Superbe condensé de l’œuvre de Spielberg, hybride entre le grand spectacle de Jurassic Park et l’horrible réalité de la guerre dépeinte dans Il faut Sauver le Soldat Ryan.
Je me souviens avoir vu ce film dans les pires conditions possibles, sur une télévision 4:3 cathodique dans un car lors d’un voyage scolaire, la veille de la fameuse fin du monde du 21 décembre 2012. Nous enchaînions alors les films catastrophes tels que Le Jour d’Après ou... 2012, donc. Pourtant, j’ai été happé par le film plus que les autres, et je comprends aujourd’hui pourquoi. Les films d’invasion extra-terrestre types à la Independence Day (que j’aime tout de même pour son aspect décomplexé) se contentent généralement de filmer les scènes de panique et de destruction de loin, et les foules exterminées par les envahisseurs sont souvent anonymes. La Guerre des Mondes vous met la tête dans ces foules qui ne comprennent même pas ce qui leur arrive, et ne vous laisse pas respirer une seconde.

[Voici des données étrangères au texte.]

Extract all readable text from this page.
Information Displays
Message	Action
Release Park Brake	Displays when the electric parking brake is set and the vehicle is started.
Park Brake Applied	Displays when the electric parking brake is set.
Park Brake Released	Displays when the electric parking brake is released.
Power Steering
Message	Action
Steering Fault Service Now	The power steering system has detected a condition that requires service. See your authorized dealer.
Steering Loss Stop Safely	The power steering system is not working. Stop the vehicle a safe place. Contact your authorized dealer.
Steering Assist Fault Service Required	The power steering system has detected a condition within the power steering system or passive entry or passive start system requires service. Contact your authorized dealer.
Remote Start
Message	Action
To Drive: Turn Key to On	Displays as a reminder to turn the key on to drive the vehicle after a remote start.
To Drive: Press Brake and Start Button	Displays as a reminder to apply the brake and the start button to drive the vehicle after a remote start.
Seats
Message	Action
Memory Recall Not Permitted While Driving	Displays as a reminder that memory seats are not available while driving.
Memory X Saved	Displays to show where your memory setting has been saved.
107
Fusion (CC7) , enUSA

Il s’agit d’ailleurs du premier film où je note la virtuosité de la direction des figurants lors des scènes de foule. Peu importe où l’on regarde, chaque comportement, chaque réaction est d’un réalisme donnant l’impression que chaque personnage possède sa propre histoire, et vit une progression similaire à celle de Ray, Rachel et Robbie, n’apparaissant alors que comme une famille ordinaire parmi des centaines d’autres subissant la même situation (et pour rendre Tom Cruise ordinaire, faut y aller). Ce qui rend d’autant plus angoissant de voir ces individus s’entre-tuer pour survire, une extrémité à laquelle le protagoniste est lui-même confronté plus tard. Ici, on délaisse l’affrontement manichéen pour un chaos d’un réalisme glaçant.
Le dénouement du film, hérité du roman de H.G. Wells et souvent considéré comme une facilité scénaristique, achève de me terrifier. Car ce n’est ni la force, ni l’intelligence des humains qui leur permettent de « gagner », mais bien le hasard : et sans cela, le cauchemar aurait certainement continué jusqu’au bout. Cette fin nous rappelle que nos armées et nos nations ne sont qu’une illusion de puissance.
Si La Guerre des Mondes m’a effrayé, la réaction du public à son égard l’a fait peut-être encore plus. Les critiques négatives récurrentes se plaignent précisément du génie de ce film : trop intimiste, pas assez de scènes de guerre en compagnie de l’armée, les enfants crient trop. Il semble pourtant clair que ce film n'a pas pour but d'être agréable à regarder: l'invasion extraterrestre n'est pas abordée comme un spectacle fantastique, mais comme si elle était réellement arrivée, et devait être traitée avec gravité. Que le public, aux États-Unis, ne ressente aucune empathie pour une famille contrainte de fuir la guerre après la destruction de leur foyer, quatre ans après les attentats du World Trade Center dont le film ne se cache pas son inspiration, et que ce même public souhaite suivre le parcours de l’armée ou des présidents du monde plutôt que celui de personnages de classe moyenne auxquels il pourrait davantage s’identifier, ne fait que confirmer la justesse du personnage de Robbie : aveuglé par la haine et fantasmant de prendre les armes lui-même pour sauver son pays - comme si, finalement, c’était aussi simple que dans un Independence Day. C’est oublier, comme le font la majorité des blockbuster du genre, que la guerre ne concerne pas que l’armée.